Das zweite Problem betrifft die Antigen-Schnelltests. Sie sind das von der Regierung ausgerollte Sicherheitsnetz für die Lockerungen. So hat Wiens Bürgermeister Michael Ludwig (SPÖ) gesagt, ihm sei es lieber, die Menschen würden sich getestet in einem Schanigarten treffen als ungetestet in einem Park. Der Anreiz für einen Test wäre groß, dadurch könnten, so die Hoffnung, viele unentdeckt Infizierte erwischt, abgesondert und Infektionsketten unterbrochen werden. Doch Antigentests sind ein endliches Gut, und nun kommen auch andere Länder auf die Idee, vor allem Deutschland.

Die Antigentests werden in China hergestellt und nach Europa geflogen. In eine Boeing 747 passen etwa 1,2 Millionen solcher Tests, damit kommt Österreich derzeit eine Woche durch. Wenn die Schanigärten öffnen, bräuchte es wohl eine zweite Maschine. In Deutschland aber würde dieselbe Menge nur für ein paar Stunden reichen.

Der Transport ist derzeit der Flaschenhals. Langfristig wird man auf Schiffe umsteigen, aktuell helfen sie aber nicht. Auch die Produktionskapazität hat ihre Grenzen. Die Fabriken in China stellten vor der Pandemie insgesamt 1,8 Milliarden ähnlicher Tests her. Pro Jahr. Hört man sich bei Herstellern um, wird es trotz bereits erfolgter Skalierung schwierig, die Nachfrage zu bedienen, wenn halb Europa diese Teststrategie wählt. Auch hier heißt es: Langfristig schafft das China, in wenigen Wochen jedoch nicht.

Noch gibt es keine unmittelbare Gefahr, dass die Tests in Österreich ausgehen. Und durch den Fortschritt beim Impfen wird man auch zunehmend weniger benötigen. In einigen Wochen könnte aber die Situation entstehen, dass man die Einsatzgebiete der Tests priorisieren muss. Und das wird eher nicht der Freizeitbereich sein.

Bundesheer will sich aus Contact Tracing zurückziehen

Das dritte Problem hängt eng mit den Tests zusammen: das Contact Tracing. Es ist eine Achillessehne in der Virusbekämpfung, die im Herbst früh riss. Mittlerweile wurden die personellen Ressourcen aufgestockt, wobei Tirol hier führend ist, pro Kopf doppelt so viele "Tracer" wie Salzburg hat. Einige Bundesländer setzen jedoch seit Monaten auf das Bundesheer, das aber auch anderswo gebraucht wird, etwa für Einreisekontrollen und in Teststraßen. Ein Rückzug würde wieder zu Ressourcenproblemen führen, einige Länder haben da nicht vorgesorgt.

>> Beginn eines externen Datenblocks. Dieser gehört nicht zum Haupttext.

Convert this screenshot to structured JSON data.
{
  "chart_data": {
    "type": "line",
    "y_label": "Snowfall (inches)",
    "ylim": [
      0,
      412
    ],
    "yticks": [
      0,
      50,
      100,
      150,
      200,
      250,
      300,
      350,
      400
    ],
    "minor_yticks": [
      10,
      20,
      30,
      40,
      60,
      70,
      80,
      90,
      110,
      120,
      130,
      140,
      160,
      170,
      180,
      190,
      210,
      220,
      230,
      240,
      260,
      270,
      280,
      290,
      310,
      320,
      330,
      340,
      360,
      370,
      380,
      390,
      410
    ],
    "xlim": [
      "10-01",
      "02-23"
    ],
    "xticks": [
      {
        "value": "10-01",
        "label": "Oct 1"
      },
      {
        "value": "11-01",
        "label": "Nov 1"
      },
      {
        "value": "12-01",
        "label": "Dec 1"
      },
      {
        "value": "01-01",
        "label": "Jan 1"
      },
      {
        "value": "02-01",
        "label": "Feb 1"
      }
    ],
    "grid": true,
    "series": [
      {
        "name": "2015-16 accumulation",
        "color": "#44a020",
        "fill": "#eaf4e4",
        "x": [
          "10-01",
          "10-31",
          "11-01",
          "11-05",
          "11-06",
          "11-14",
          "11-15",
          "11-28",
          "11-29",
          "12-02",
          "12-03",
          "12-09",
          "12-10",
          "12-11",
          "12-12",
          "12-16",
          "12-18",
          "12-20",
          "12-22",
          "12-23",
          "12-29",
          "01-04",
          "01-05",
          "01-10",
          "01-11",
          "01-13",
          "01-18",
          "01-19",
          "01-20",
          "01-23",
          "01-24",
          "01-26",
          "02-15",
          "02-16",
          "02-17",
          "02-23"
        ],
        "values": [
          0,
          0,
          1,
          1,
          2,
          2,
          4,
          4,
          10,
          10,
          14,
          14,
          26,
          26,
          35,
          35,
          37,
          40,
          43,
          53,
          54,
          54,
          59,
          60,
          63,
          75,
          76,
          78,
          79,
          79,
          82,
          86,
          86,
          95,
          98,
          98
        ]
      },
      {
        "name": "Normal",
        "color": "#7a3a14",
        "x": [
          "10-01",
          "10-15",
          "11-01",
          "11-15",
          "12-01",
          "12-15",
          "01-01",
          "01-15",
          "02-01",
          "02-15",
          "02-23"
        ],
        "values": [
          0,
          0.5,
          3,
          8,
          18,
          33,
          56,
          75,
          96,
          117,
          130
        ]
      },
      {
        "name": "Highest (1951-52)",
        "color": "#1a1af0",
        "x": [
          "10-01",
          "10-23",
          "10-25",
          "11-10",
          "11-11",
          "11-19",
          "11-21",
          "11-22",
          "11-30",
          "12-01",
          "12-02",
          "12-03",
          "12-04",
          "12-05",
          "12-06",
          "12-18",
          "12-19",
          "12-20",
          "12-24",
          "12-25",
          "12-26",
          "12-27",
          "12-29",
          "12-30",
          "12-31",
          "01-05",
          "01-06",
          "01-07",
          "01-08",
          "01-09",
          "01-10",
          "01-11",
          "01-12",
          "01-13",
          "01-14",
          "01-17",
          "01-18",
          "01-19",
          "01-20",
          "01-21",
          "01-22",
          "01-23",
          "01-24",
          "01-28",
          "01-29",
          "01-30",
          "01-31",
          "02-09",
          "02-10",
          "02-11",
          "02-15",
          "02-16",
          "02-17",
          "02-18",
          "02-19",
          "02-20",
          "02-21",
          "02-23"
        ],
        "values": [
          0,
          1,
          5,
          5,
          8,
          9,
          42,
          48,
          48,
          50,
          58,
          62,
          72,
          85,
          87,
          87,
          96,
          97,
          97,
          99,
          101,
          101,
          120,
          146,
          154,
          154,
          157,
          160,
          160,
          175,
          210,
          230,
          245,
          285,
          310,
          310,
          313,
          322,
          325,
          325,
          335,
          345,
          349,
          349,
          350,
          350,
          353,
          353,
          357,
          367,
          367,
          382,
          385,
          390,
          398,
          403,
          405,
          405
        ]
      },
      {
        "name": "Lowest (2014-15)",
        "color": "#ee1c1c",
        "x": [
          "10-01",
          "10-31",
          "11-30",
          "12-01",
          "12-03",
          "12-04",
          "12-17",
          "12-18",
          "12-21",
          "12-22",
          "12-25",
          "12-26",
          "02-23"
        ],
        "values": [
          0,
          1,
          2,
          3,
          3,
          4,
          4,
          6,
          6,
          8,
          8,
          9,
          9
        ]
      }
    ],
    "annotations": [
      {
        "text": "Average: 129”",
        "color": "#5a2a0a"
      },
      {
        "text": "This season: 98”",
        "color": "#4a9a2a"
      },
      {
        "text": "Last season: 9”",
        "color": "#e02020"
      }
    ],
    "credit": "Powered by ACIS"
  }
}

Zudem ist für ein wirklich effektives Contact Tracing das Tempo entscheidend. Bei positiven Ergebnissen eines Schnelltests wird aber die Überprüfung durch PCR-Test noch abgewartet. Da vergeht zu viel Zeit zwischen Test und Tracing. Sieben Bundesländer haben zudem berichtet, dass die Mitwirkung sinkt. Angaben seien unvollständig oder falsch, teilweise auch wegen einer Order der Arbeitgeber. Die Effizienz des Contact Tracing werde dadurch beeinträchtigt, heißt es in einem internen Dokument des Gesundheitsministeriums. Für Lokale und Veranstaltungen wär eine Test- und Tracing-App eine Option. Da stellt sich jedoch die Frage, ob dies von der datenschutzsensiblen Bevölkerung akzeptiert werden würde.